庵野秀明「シン」シリーズはこれで3作全て制覇。
3作品を観終わって感じたことは、庵野秀明が戦略的にこの順番で撮ったのではないか、ということ。
「シン・ゴジラ」で老若男女に馴染みのあるゴジラを題材に、大衆に受けるコンセプトで世に送り出し、日本中に様々な議論を巻き起こし話題を作った。
その成功をもとに、自分の作りたい作品を撮れる下地を作り、スポンサーをつけて立て続けに「シン・ウルトラマン」、「シン・仮面ライダー」を撮影した。。。。。
今回観た「シン・仮面ライダー」はどこか「エヴァンゲリオン」にも通ずる、「人」の存在の根幹に切り込むようなテーマが流れていた気がする。実は一番庵野秀明が撮りたかったテーマではなかろうか。
3作品のどれが好きかと問われると、テーマ性やストーリーの重厚さも相まって「シン・ゴジラ」が一番だが、次にこの「シン・仮面ライダー」が好きかもしれない。
「シン・ウルトラマン」はウルトラマン自体好きなので期待していたのだけど、ちょっと消化不良な印象。
アクションに切れのある昭和顔のイケメン・池松壮壱、同じく昭和顔の柄本佑、敵のラスボスに森山未來など、決して今風のイケメンではなく、アクション映画ながら演技のしっかりした役者を据えているあたり、庵野秀明のこの作品に対する本気度が感じられる。

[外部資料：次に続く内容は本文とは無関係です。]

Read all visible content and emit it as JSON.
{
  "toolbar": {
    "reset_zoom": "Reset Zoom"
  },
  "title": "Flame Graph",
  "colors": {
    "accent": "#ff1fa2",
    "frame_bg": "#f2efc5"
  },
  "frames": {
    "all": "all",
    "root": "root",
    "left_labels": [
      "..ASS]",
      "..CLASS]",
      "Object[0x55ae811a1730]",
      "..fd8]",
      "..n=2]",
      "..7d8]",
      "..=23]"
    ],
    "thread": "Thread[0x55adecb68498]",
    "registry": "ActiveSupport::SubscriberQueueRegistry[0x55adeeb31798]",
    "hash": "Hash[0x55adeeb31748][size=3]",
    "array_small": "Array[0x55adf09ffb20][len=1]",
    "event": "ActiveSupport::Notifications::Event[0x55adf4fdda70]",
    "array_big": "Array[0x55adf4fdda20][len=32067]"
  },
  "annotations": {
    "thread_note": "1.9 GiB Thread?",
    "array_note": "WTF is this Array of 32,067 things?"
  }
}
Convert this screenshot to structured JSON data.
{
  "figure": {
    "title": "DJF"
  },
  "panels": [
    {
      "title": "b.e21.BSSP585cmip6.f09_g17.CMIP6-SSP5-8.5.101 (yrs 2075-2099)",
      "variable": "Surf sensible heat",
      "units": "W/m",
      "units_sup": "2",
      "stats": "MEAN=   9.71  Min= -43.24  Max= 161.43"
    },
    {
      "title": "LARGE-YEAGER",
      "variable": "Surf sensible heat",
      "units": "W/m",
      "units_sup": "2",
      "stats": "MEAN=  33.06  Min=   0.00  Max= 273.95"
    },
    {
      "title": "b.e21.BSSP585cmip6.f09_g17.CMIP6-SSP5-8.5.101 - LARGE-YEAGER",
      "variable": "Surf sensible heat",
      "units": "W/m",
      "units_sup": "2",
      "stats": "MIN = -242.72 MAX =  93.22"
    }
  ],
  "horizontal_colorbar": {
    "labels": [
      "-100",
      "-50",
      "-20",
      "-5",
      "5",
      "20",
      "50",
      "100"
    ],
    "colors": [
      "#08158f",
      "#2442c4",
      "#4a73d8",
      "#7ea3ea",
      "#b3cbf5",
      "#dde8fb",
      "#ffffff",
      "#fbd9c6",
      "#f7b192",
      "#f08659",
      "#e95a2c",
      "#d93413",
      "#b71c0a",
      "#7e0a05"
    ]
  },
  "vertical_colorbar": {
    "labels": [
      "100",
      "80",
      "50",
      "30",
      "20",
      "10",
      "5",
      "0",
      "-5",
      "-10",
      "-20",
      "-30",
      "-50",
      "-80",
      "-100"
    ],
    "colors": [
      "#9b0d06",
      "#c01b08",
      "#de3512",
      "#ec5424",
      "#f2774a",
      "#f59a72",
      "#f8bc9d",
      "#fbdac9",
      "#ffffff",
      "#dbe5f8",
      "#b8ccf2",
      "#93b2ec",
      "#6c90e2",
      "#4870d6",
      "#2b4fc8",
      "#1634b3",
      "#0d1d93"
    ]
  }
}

これはアクション映画でありながら、人間ドラマなのだ。
同じく昭和風美少女の浜辺三波の配役も、ストーリーに華を添えている。
無骨で男くさい原作だが、彼女の可憐で儚い存在が乾燥しがちな男のドラマに潤いを与えている。
役者陣も庵野秀明作品らしく豪華だが、常連の市川実日子、斎藤工、塚本晋也、竹野内豊、そして手塚とおるはメイクがグロすぎて誰かわからずww。
長澤まさみに至っては、セクシーなサソリオーグ役で出て来た時はおー!!っと世の殿方喝采の嵐だったが、あっという間にヤラレてしまうというもったいなさ。。。。
西野七瀬のハチオーグは、個人的にはありで好きです。。。。
上杉柊平もちょい役ながらよい存在感。
松坂桃李や大森南朋は声だけの出演。
(松坂桃李の演じた「K」は、懐かしのロボット刑事K)
更に、本郷猛の父親役の仲村トオル(警察官)と彼を刺す犯人に安田顕なのだが、回想シーンのみで、安田顕に至ってはヌキの絵すらなし。。。。。
それはともかく、全編通して改造人間の悲哀と、妄信的な科学者が作り出す破滅的デストピア、そこに少し色恋的エッセンスも+して、新解釈の仮面ライダーとなっている。
ロケ地選定や絵造りもオリジナルの世界観を尊重し、考え抜かれていて印象深かった。
物語の世界観を語るための絵作りやロケ地選びにこだわりを感じる。
庵野流の難しい科学用語・専門用語をスルーして観ても十分楽しめる一品ではないかと思う。